Even plants such as fruit trees, which require a winter chill in order to produce fruit during the growing season, can be damaged during a winter freeze if they are not properly protected. However, by taking some simple precautions, it is possible to prepare outdoor plants for the winter months and ensure that they make it through the season unscathed.
Prepare plants for winter while doing your spring planting. While tilling the soil, mix compost, sawdust, sand or potting soil in with the ground soil in order to create a soil that will drain more effectively. This will keep water away from the plant roots, which lessens the chance that the roots will freeze during the winter months, a major cause of plant death.
Allow dead plants to naturally decompose over time after the growing season has ended. Don't mow or cut them down.

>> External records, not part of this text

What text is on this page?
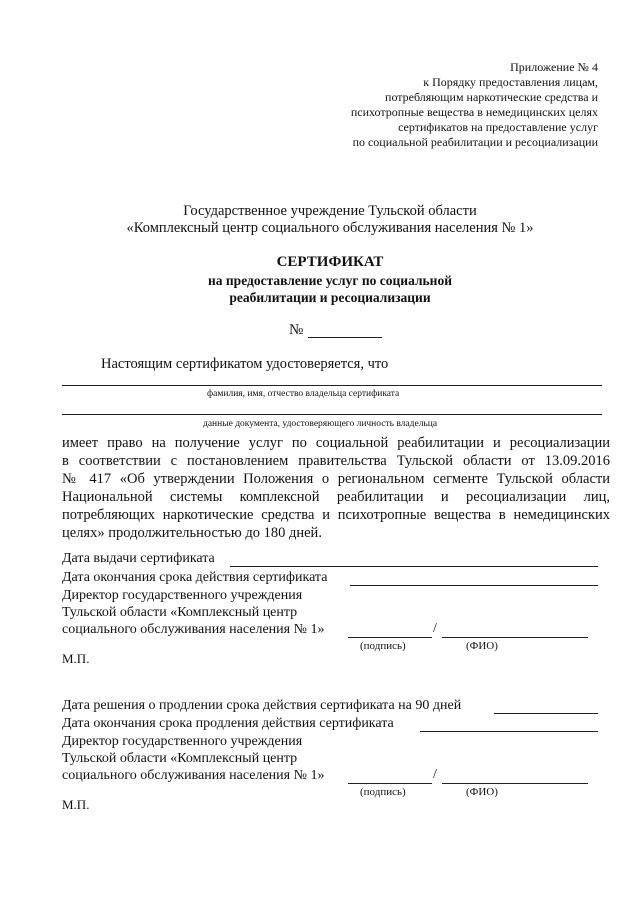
Приложение № 4
к Порядку предоставления лицам,
потребляющим наркотические средства и
психотропные вещества в немедицинских целях
сертификатов на предоставление услуг
по социальной реабилитации и ресоциализации
Государственное учреждение Тульской области
«Комплексный центр социального обслуживания населения № 1»
СЕРТИФИКАТ
на предоставление услуг по социальной
реабилитации и ресоциализации
№
Настоящим сертификатом удостоверяется, что
фамилия, имя, отчество владельца сертификата
данные документа, удостоверяющего личность владельца
имеет право на получение услуг по социальной реабилитации и ресоциализации
в соответствии с постановлением правительства Тульской области от 13.09.2016
№ 417 «Об утверждении Положения о региональном сегменте Тульской области
Национальной системы комплексной реабилитации и ресоциализации лиц,
потребляющих наркотические средства и психотропные вещества в немедицинских
целях» продолжительностью до 180 дней.
Дата выдачи сертификата
Дата окончания срока действия сертификата
Директор государственного учреждения
Тульской области «Комплексный центр
социального обслуживания населения № 1»	/
(подпись)	(ФИО)
М.П.
Дата решения о продлении срока действия сертификата на 90 дней
Дата окончания срока продления действия сертификата
Директор государственного учреждения
Тульской области «Комплексный центр
социального обслуживания населения № 1»	/
(подпись)	(ФИО)
М.П.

While it may not be pretty while the plant is dying, this leftover growth will provide some protection to the living part of the plant that is beneath the soil during the winter months.

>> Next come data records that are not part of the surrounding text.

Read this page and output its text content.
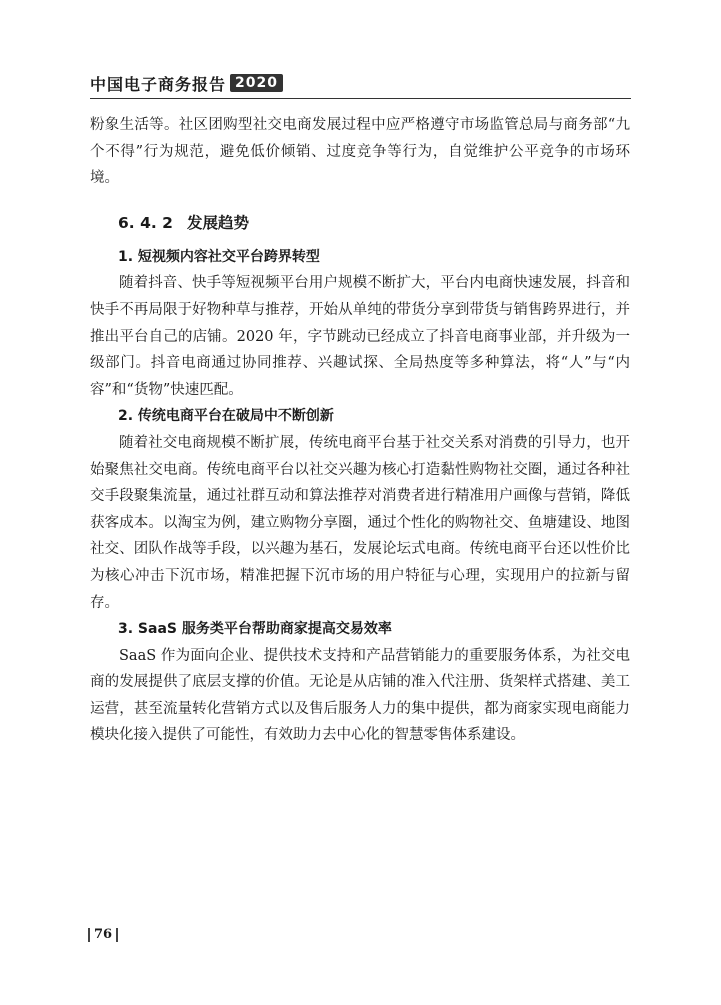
中国电子商务报告 2020

粉象生活等。社区团购型社交电商发展过程中应严格遵守市场监管总局与商务部“九个不得”行为规范，避免低价倾销、过度竞争等行为，自觉维护公平竞争的市场环境。

6. 4. 2 发展趋势
1. 短视频内容社交平台跨界转型

随着抖音、快手等短视频平台用户规模不断扩大，平台内电商快速发展，抖音和快手不再局限于好物种草与推荐，开始从单纯的带货分享到带货与销售跨界进行，并推出平台自己的店铺。2020 年，字节跳动已经成立了抖音电商事业部，并升级为一级部门。抖音电商通过协同推荐、兴趣试探、全局热度等多种算法，将“人”与“内容”和“货物”快速匹配。

2. 传统电商平台在破局中不断创新

随着社交电商规模不断扩展，传统电商平台基于社交关系对消费的引导力，也开始聚焦社交电商。传统电商平台以社交兴趣为核心打造黏性购物社交圈，通过各种社交手段聚集流量，通过社群互动和算法推荐对消费者进行精准用户画像与营销，降低获客成本。以淘宝为例，建立购物分享圈，通过个性化的购物社交、鱼塘建设、地图社交、团队作战等手段，以兴趣为基石，发展论坛式电商。传统电商平台还以性价比为核心冲击下沉市场，精准把握下沉市场的用户特征与心理，实现用户的拉新与留存。

3. SaaS 服务类平台帮助商家提高交易效率

SaaS 作为面向企业、提供技术支持和产品营销能力的重要服务体系，为社交电商的发展提供了底层支撑的价值。无论是从店铺的准入代注册、货架样式搭建、美工运营，甚至流量转化营销方式以及售后服务人力的集中提供，都为商家实现电商能力模块化接入提供了可能性，有效助力去中心化的智慧零售体系建设。

76
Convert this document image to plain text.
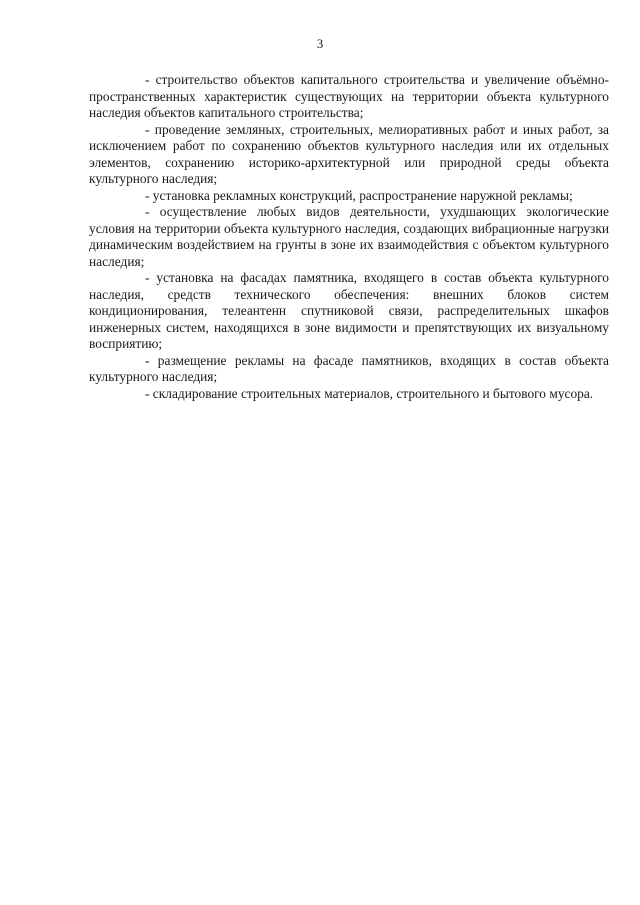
3

- строительство объектов капитального строительства и увеличение объёмно-пространственных характеристик существующих на территории объекта культурного наследия объектов капитального строительства;

- проведение земляных, строительных, мелиоративных работ и иных работ, за исключением работ по сохранению объектов культурного наследия или их отдельных элементов, сохранению историко-архитектурной или природной среды объекта культурного наследия;

- установка рекламных конструкций, распространение наружной рекламы;

- осуществление любых видов деятельности, ухудшающих экологические условия на территории объекта культурного наследия, создающих вибрационные нагрузки динамическим воздействием на грунты в зоне их взаимодействия с объектом культурного наследия;

- установка на фасадах памятника, входящего в состав объекта культурного наследия, средств технического обеспечения: внешних блоков систем кондиционирования, телеантенн спутниковой связи, распределительных шкафов инженерных систем, находящихся в зоне видимости и препятствующих их визуальному восприятию;

- размещение рекламы на фасаде памятников, входящих в состав объекта культурного наследия;

- складирование строительных материалов, строительного и бытового мусора.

Place extra layers of warmth over the plants by layering organic materials such as mulch or compost over the top of the plant beds. Once covered in organic matter, cover in-ground plants with plastic or cloth sheets to provide protection from the wind, snow and ice.
Shield plants that don't die from freezing winds (such as trees and shrubs) by positioning trellises or evergreen hedges around the outside of your yard or garden.
Place bark wrap on your trees. Sudden drops in temperature can cause tree bark to crack if they are not properly covered.
Cover potted plants with plastic or cloth covers as well. If you have multiple potted plants, place the pots close together and use one piece of plastic or cloth to cover them all. Move them onto a porch or deck, if you have one, and line the surface beneath them with scrap carpeting to provide an extra source of protection from beneath.